Some brands have entirely written off resale and have opted for litigation (per above), purchase quotas, and even the destruction of overstock. Despite these efforts, though, consumer demand for secondhand products remains. This is perhaps why some brands have proactively invested in established or up-and-coming recommerce retailers—such as Vestiaire Collective (Kering), Sellpy (H&M), Stadium Goods (LVMH Moët Hennessy Louis Vuitton), and Fashionphile (Neiman Marcus)—or have otherwise partnered with resellers, such as a recent Madewell x ThredUp pop-up shop in Brooklyn, New York. By partnering with recommerce retailers, brands can participate in the authentication process, which allows them to prevent against brand dilution while still reaping the benefits of participating in the circular economy. Of course, the cache and credibility of brand partnerships surely boosts reseller reputations too.

Brands could also consider establishing their own resale sites, which would separately satisfy consumer demand for fully authenticated secondhand products.

Takeaways

There is consumer demand for eco-friendly, resale goods, and the recommerce market is growing at a rapid pace. However, resellers and brands alike should be careful to consider the various legal issues facing the secondhand space.

While still on the horizon, an expanded enforcement of secondhand dealer laws in e-commerce would come with numerous challenges, but proper planning can help to prepare online resellers for what’s ahead. Compliance and privacy counsel can help resellers navigate this challenging and evolving regulatory scheme.

Separately, brands facing reseller infringement have various tools to address counterfeits without involving courts. For example, “informal enforcement” through demand letters, business-to-business discussions, and/or take-down requests can go a long way in addressing infringement. Brand owners should leverage trusted intellectual property counsel to craft an enforcement plan based on the facts of the specific infringement at hand.

Further, as demonstrated by several of the examples above, brands can hedge against infringement by proactively participating in the circular economy.

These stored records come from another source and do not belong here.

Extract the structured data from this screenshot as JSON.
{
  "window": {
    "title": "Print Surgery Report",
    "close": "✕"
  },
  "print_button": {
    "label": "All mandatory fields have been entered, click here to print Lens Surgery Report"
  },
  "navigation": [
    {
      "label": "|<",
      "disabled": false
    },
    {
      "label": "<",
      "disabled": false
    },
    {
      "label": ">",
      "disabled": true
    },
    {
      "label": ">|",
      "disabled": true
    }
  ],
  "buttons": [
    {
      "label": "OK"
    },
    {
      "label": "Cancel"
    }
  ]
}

Intellectual property counsel can help brands navigate establishing partnerships, including through licensing agreements, co-branding agreements, merchandising agreements, and other contractual arrangements. By partnering with resellers, fashion and apparel brands can contribute to sustainability while preventing against counterfeits.

Endnote

[1] Gamestop, Inc. v. Bridgett, No. 2:17–cv–00719–TLN–KJN, 2017 WL 1929332, at **1, 3 (E.D. Cal. May 10, 2017) (denying GameStop’s motion for temporary restraining order against application of California secondhand dealer laws).